# SATA and PATA



## Gauravs90 (Aug 31, 2009)

Hi friends I'm really confused.
what is PATA and SATA hard drives? and what is the difference between them?.


----------



## ashu888ashu888 (Sep 1, 2009)

here u go ---> *findarticles.com/p/articles/mi_m0BRZ/is_11_22/ai_98977132/

and this too --->  *blog.taragana.com/index.php/archive/sata-vs-pata-hard-disk-drives-a-guide/

in short and for begineers, Sata or Serial ATA is faster than PATA or Parallel ATA also SATA is newer (most recommended, be it SATA Hard disks or optical drives) and PATA was old technology.. 
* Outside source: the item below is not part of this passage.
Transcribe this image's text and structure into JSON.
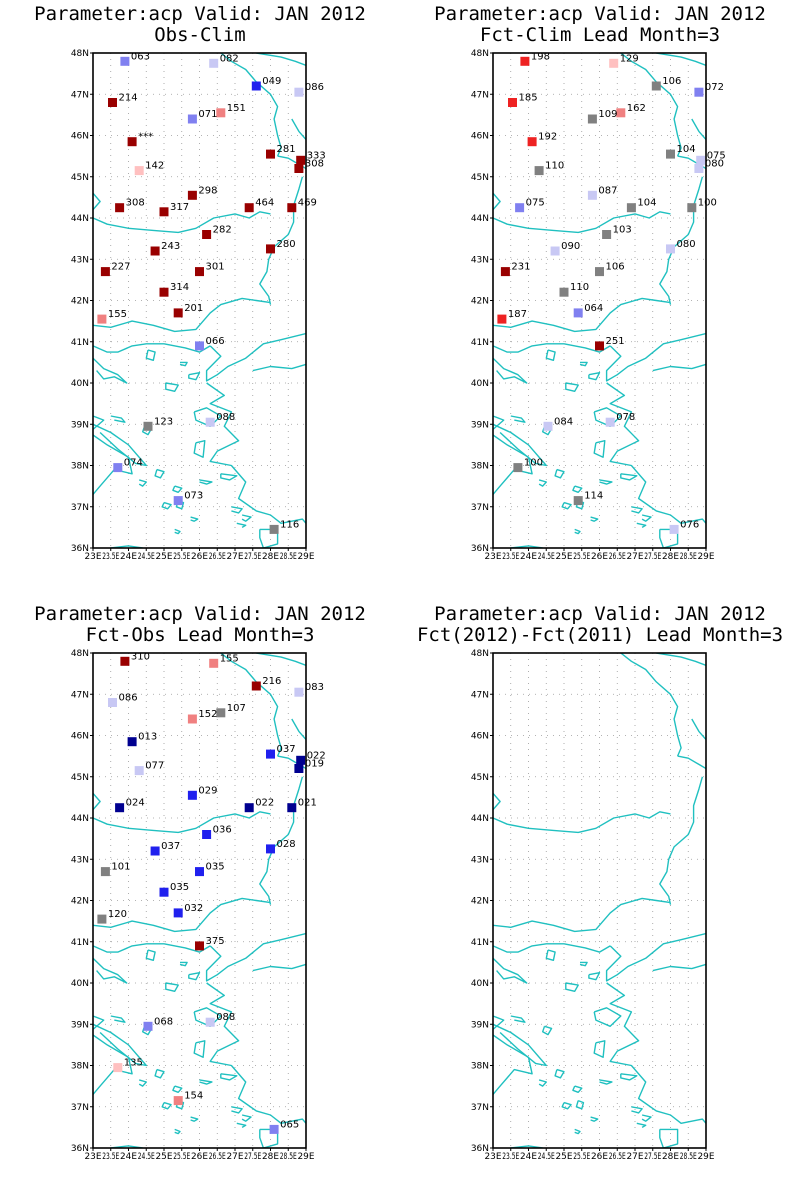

the real boon of SATA comes into play when using RAID technology (for hard disks) but yes then there's SATA-I and SATA-II as well (with SATA-III jus around the corner) 

Cheers n e-peace....


----------



## Gauravs90 (Sep 1, 2009)

thanks for the information


----------



## ashu888ashu888 (Sep 1, 2009)

^^

not a problem dude..


----------



## otpsurvive (Sep 2, 2009)

Here's a more detailed explanation:
PATA stands for Parallel Advanced Technology Attachment and is an interface (connection) used to connect storage devices (primarily hard disk drives). This is an older interface where the data is transmitted to and from the HDD parallely. The Newer SATA (Serial ATA) transmits data serially. Although parallel transmission was considered to be faster, the newer SATA interface transmits data faster than the combined transmission speed of the all the lanes of the PATA interface. Hence, the newer hard disks come with the SATA interface. And the SATA cable also helps reduce obstruction to airflow compared to the flat ribbon cable used for PATA. This allows for efficient cooling of devices inside the case. Although SATA was designed for both Data and Power in the same cable, it is not perfected and today’s HDDs use a separate molex connector for power. These are the differences. If all the above sounded like gibberish, just know this that SATA is better and faster than PATA.


----------



## solomon_paulraj (Sep 3, 2009)

^^ nice one..


----------